The decision is made more torturous by a 34 percent decline in the stock since a peak in mid-March. For some insiders and pre-IPO investors, this is their first crack at offloading stock since the initial public offering priced at $13 in early December.
After almost reaching $20 a share at the end of the winter, the stock now trades for only pennies above the IPO price.
The stock has gained a mere 1.5 percent since its $1.07 billion equity raise, the 10th largest IPO of 2018. But most
of Wall Street still figures prospects are bright for Shenzhen, China-based Tencent Music. In its first financial
report since going public, Tencent topped analysts’ estimates.
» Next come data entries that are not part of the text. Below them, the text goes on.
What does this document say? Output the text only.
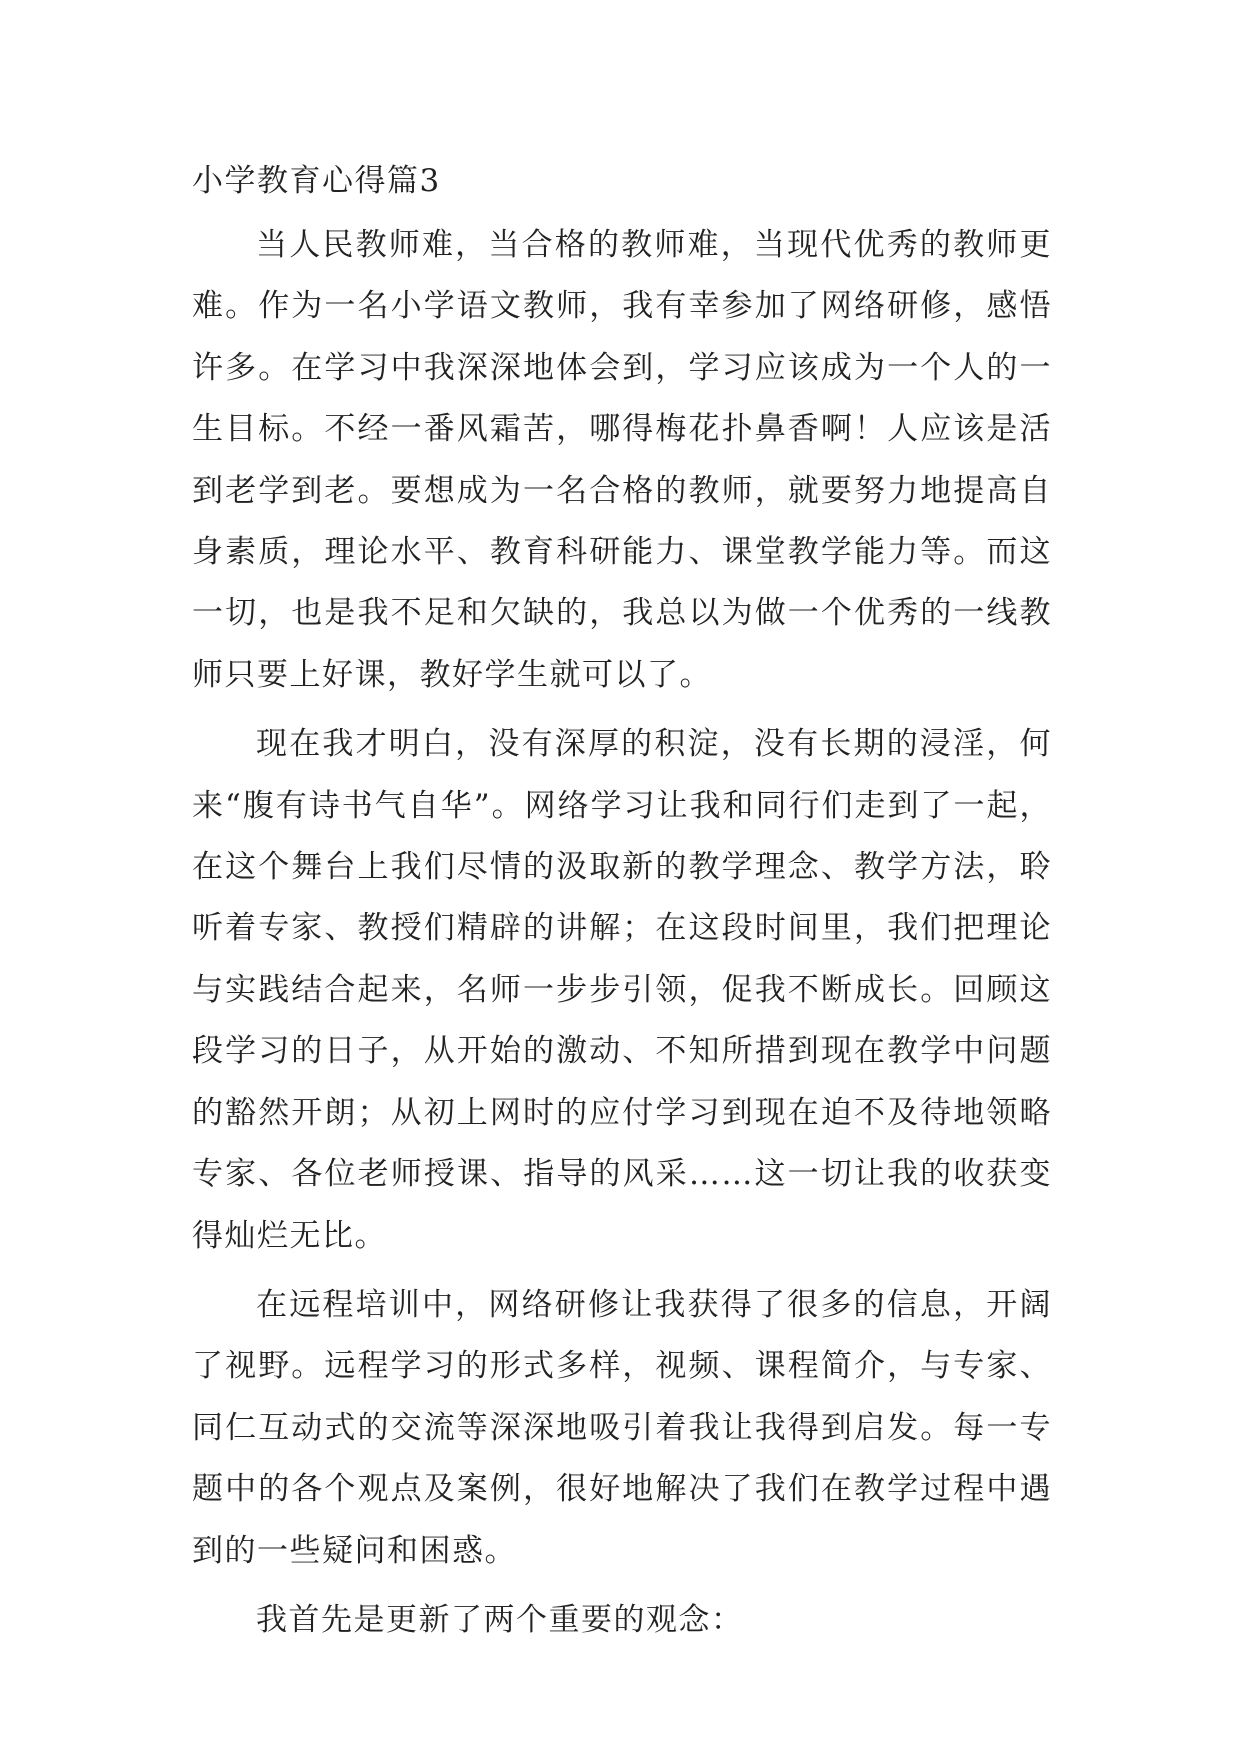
小学教育心得篇3

当人民教师难，当合格的教师难，当现代优秀的教师更难。作为一名小学语文教师，我有幸参加了网络研修，感悟许多。在学习中我深深地体会到，学习应该成为一个人的一生目标。不经一番风霜苦，哪得梅花扑鼻香啊！人应该是活到老学到老。要想成为一名合格的教师，就要努力地提高自身素质，理论水平、教育科研能力、课堂教学能力等。而这一切，也是我不足和欠缺的，我总以为做一个优秀的一线教师只要上好课，教好学生就可以了。

现在我才明白，没有深厚的积淀，没有长期的浸淫，何来“腹有诗书气自华”。网络学习让我和同行们走到了一起，在这个舞台上我们尽情的汲取新的教学理念、教学方法，聆听着专家、教授们精辟的讲解；在这段时间里，我们把理论与实践结合起来，名师一步步引领，促我不断成长。回顾这段学习的日子，从开始的激动、不知所措到现在教学中问题的豁然开朗；从初上网时的应付学习到现在迫不及待地领略专家、各位老师授课、指导的风采……这一切让我的收获变得灿烂无比。

在远程培训中，网络研修让我获得了很多的信息，开阔了视野。远程学习的形式多样，视频、课程简介，与专家、同仁互动式的交流等深深地吸引着我让我得到启发。每一专题中的各个观点及案例，很好地解决了我们在教学过程中遇到的一些疑问和困惑。

我首先是更新了两个重要的观念：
According to Bloomberg Intelligence, Tencent Music “is likely to remain the world’s only online music-streaming platform that can generate sustainable profit” despite an uptick in content investments. And while peers such as Spotify Technology SA generate most of their revenue from paid subscriptions, analyst Vey-Sern Ling says Tencent Music “can monetise users more efficiently through the additional provision of social entertainment, including live-streaming and online karaoke.”
Loop Capital became the latest sell-side shop to weigh in, initiating coverage of Tencent Music’s ADRs with a buy rating and $19 price target.